Silencing the truth: music and identity in The Unforgiven

Winters, Ben (2011). Silencing the truth: music and identity in The Unforgiven. In: Kalinak, Kathryn ed. Music in the Western: Notes from the Frontier. Routledge Music and Screen Media Series. Abingdon, UK: Routledge, pp. 77–93.

URL: http://www.routledge.com/books/details/97804158822...

Abstract

[About the book] Music in the Western: Notes from the Frontier presents essays from both film studies scholars and musicologists on core issues in western film scores: their history, their generic conventions, their operation as part of a narrative system, their functioning within individual filmic texts and their ideological import, especially in terms of the western’s construction of gender, sexuality, race and ethnicity. The Hollywood western is marked as uniquely American by its geographic setting, prototypical male protagonist and core American values.
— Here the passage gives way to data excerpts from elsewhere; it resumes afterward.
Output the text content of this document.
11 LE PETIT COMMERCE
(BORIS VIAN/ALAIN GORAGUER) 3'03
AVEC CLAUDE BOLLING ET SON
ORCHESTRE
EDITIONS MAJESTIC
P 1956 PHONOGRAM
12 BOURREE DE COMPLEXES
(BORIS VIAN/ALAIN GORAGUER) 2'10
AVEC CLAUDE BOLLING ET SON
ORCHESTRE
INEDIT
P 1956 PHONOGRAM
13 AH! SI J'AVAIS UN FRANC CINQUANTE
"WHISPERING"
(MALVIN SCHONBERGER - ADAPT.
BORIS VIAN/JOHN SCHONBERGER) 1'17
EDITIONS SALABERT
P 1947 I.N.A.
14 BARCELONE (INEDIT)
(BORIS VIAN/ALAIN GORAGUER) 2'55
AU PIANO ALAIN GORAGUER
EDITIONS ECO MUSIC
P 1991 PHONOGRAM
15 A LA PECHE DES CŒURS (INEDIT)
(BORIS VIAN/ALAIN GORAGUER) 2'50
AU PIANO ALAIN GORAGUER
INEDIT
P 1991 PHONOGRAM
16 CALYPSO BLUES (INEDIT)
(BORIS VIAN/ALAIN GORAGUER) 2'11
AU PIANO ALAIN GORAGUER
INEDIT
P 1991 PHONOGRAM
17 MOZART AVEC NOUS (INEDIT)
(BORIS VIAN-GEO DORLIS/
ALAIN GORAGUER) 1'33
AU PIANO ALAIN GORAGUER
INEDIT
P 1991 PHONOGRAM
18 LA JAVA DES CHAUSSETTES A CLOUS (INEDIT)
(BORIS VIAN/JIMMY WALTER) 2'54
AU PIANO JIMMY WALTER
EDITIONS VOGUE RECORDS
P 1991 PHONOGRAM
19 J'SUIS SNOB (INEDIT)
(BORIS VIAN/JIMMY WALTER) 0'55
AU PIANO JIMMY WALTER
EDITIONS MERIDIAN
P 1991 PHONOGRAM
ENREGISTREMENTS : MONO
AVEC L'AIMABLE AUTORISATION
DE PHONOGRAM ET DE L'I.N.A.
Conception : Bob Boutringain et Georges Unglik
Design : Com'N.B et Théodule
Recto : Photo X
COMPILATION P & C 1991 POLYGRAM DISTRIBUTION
Music in the Western examines these conventions and the scores that have shaped them. But the western also had a resounding international impact, from Europe to Asia, and this volume distinguishes itself by its careful consideration of music in non-Hollywood westerns, such as Ravenous and The Good, the Bad, and the Ugly and in the “easterns” which influenced them, such as Yojimbo. Other films discussed include Wagon Master, High Noon, Calamity Jane, The Big Country, The Unforgiven, Dead Man, Wild Bill, There Will Be Blood and No Country for Old Men.